Wer Lust hat, auf historischen Wegen durch die reizvolle Landschaft des Trifelsland um Gräfenhausen und Annweiler zu wandern, dem empfiehlt sich der Mönchs- sowie Annweiler Burgenweg.
Sie führen von der Klosterkirche Eußerthal über Gräfenhausen und Annweiler bis hinauf zur Reichsburg Trifels, zu der die Mönche des Zisterzienserklosters Eußerthal bereits wenige Jahrzehnte nach dessen Gründung im Jahre 1148 beste Beziehung pflegten. Ab 1186 stellte der Stauferkaiser Friedrich I (Barbarossa) das Kloster unter den besonderen Schutz des Reiches. 1233 avancierten die Mönche des Kloster dann unter dem Stauferkaiser Friedrich II zu „Hütern der Reichskleinodien (Reichsschwert, Krone, Zepter, Reichskreuz und Reichsapfel)“. Ein Ehrenamt, das sie fast 2 Jahrhunderte innehatten und die ständige Präsenz der Mönche auf der Burg und damit eine Verbindung zwischen Eußerthal und Trifels erforderlich machte - der Ursprung des Mönchswegs.
Während die Klosterbrüder die rund 12 Kilometer lange Strecke schätzungsweise auf dem Rücken von Eseln zurücklegten, muss der heutige Wanderer die zahlreichen Steigungen auf Schusters Rappen bewältigen - und wird dafür mit einer schönen Naturkulisse und tollen Panoramaausblicken belohnt.
Für Weinfreunde, die an ausgefallenen Weinlagen interessiert sind, empfiehlt sich besonders ein Besuch von Gräfenhausen, der kleinsten und westlichsten Weinbaugemeinde der Pfalz.
Erstmals urkundlich erwähnt wurde Gräfenhausen schon 817. Bekannt wurde der Ort durch den Gräfenhausener Spätburgunder, der hier bereits seit mehr als 600 Jahren angebaut wird! Gut möglich, dass durstige Mönche bei ihren Wanderungen zum Trifels ganz nebenbei auf das besondere Mikroklima Gräfenhausens aufmerksam wurden, das sich hervorragend zum Weinbau eignete. Bereits im 12. Jahrhundert brachten französische Zisterziensermönche den Pinot Noir oder Clebroit (Klebrot), wie sie ihn nannten, in die Pfalz. Wenig später dürften dann auch die ersten Spätburgunderreben Ihren Weg ins Zisterzienser-Kloster Eußerthal gefunden haben. Seit 1335 bauten experimentierfreudigen Mönche des nahegelegenen Klosters nachweislich im Ort Wein an. Dass man davon auch den Rittersleuten der Staufischen Schutzmacht auf dem Trifels etliche Fässchen zukommen ließ, dürfte wohl anzunehmen sein.

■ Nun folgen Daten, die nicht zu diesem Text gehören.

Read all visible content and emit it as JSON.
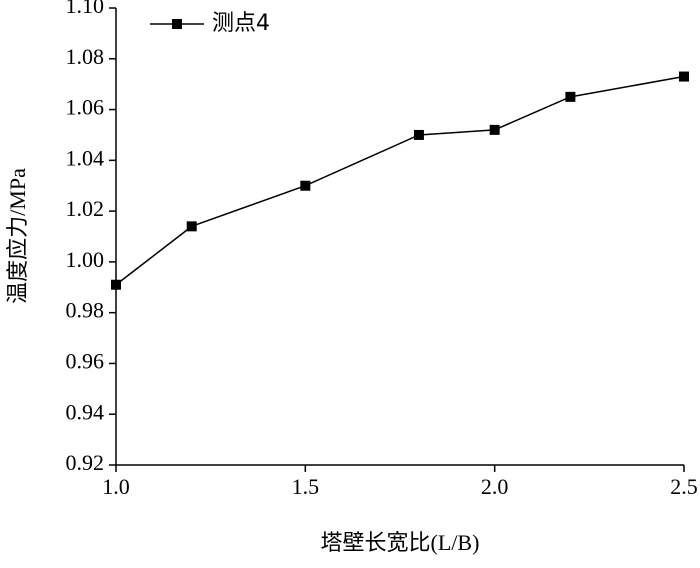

Der Gräfenhauser Spätburgunder gehörte einst und bis in die jüngste Vergangenheit zu den teuersten Weinen der Pfalz. 1822 betrug der gewöhnliche Preis für ein Fuder Gräfenhausener Spätburgunder 300 Gulden und war somit doppelt so teuer wie ein durchschnittlicher Rotwein der Pfalz. Gegen 1900 wurde der „Gräfenhauser“ für zwei Goldmark je Liter als „Medizinwein“ in Apotheken angeboten. Noch 1929 führten ihn Überseedampfer der Hapag-Lloyd wie die 'Europa' und 'Bremen' auf ihren Transatlantikfahrten nach Amerika als einzigen Rotwein neben einem Bad Dürkheimer Rotwein auf ihrer Weinkarte.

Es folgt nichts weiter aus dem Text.